Kyrgyzstan maintains rate, prices to rise after deflation

      Kyrgyzstan's central bank left its benchmark discount rate at 4.50 percent but said price dynamics remain low and inflation could reach 5.0 percent by December but only average a maximum of 3.0 percent during the year.
     The National Bank of the Kyrgyz Republic (NBKR), which cut its rate by 25 basis points in February in its first easing since May 2018, also reiterated its outlook from last month that inflation should settle within its target range of 5 - 7 percent in the medium term based on a gradual increase of economic activity in the country and region.
     In February NBKR lowered its forecast for inflation to average around 3.0 percent this year from December's forecast that inflation would average 5-7 percent this year.
     Inflation in the Kyrgyz Republic fell 0.7 percent year-on-year in February from 0.4 percent in January, the first deflation since December 2016.
     As of March 15, NBKR said consumer prices were down 0.4 percent on lower food prices while a rise in prices of services and non-food products slowed, and alcohol and tobacco prices rose moderately.

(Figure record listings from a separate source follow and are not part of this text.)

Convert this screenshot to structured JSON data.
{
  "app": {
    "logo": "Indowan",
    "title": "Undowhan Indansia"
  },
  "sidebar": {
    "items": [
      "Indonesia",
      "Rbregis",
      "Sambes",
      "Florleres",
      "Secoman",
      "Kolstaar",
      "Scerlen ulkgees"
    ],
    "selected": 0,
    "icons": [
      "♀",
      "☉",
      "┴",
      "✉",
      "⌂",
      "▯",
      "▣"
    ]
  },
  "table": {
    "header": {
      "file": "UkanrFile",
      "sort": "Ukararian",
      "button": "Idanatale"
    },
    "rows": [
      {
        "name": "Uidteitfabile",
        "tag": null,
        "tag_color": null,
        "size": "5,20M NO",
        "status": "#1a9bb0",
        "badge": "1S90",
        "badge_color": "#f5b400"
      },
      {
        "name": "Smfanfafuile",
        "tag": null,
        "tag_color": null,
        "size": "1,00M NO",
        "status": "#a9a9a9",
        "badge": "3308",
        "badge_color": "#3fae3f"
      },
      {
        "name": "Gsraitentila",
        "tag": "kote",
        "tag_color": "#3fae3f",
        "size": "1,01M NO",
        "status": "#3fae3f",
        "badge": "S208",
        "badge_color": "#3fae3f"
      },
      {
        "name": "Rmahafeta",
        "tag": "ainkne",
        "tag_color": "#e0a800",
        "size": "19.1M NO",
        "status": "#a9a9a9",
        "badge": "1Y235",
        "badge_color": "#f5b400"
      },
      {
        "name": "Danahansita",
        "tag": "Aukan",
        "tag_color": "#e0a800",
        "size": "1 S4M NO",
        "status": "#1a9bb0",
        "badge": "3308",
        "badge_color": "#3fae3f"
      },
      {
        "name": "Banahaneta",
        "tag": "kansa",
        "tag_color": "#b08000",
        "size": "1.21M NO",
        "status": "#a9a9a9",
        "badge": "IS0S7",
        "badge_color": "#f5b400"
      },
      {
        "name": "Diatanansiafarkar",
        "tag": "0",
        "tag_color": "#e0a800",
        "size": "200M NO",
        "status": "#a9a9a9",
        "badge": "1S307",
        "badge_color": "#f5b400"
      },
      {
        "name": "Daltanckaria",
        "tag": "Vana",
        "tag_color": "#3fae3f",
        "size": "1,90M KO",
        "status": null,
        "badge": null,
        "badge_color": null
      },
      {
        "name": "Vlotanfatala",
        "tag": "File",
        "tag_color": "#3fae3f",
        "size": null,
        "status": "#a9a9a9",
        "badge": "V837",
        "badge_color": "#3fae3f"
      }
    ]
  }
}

     The economy is continuing to expand, with gross domestic product up 4.9 percent in the first 2 months of the year and excluding the Kumtor gold mine growth was 1.0 percent, supported by the inflow of remittances of 11.2 percent in January and a 4.4 percent rise in real wages.
     In 2018 Kyrgyzstan's economy grew 3.50 percent and last week the International Monetary Fund forecast growth this year of 3.8 percent and average inflation of 2.2 percent.
      NBKR added its monetary policy remains focused on stimulating lending and economic growth and the situation is stable in the domestic foreign exchange market.
      The Kyrgyzstani som has been steady since November last year and was trading at 69.7 to the U.S. dollar today, up 0.2 percent this year.
      In its statement on March 20, the IMF forecast the country's fiscal deficit will widen to 3.4 percent of GDP from 1.3 percent last year, and a "challenging investment climate and corruption continue to stand in the way of price sector-led diversification" so growth of around 4 percent over the next 5 years would be insufficient to reduce poverty and raise living standards.
      To help build buffers, the IMF said the fiscal deficit should not exceed 2.5 percent in the medium term and tax exemptions and the public sector wage bill should be lowered to create fiscal space to invest in human capital and infrastructure.
      Despite reform efforts, the IMF said remittances, which are susceptible to shocks, still accounts for 30 percent of the economy and gold accounts for 38 percent of exports, which could decline sharply in 2023 if the output from Kumtor is not replaced.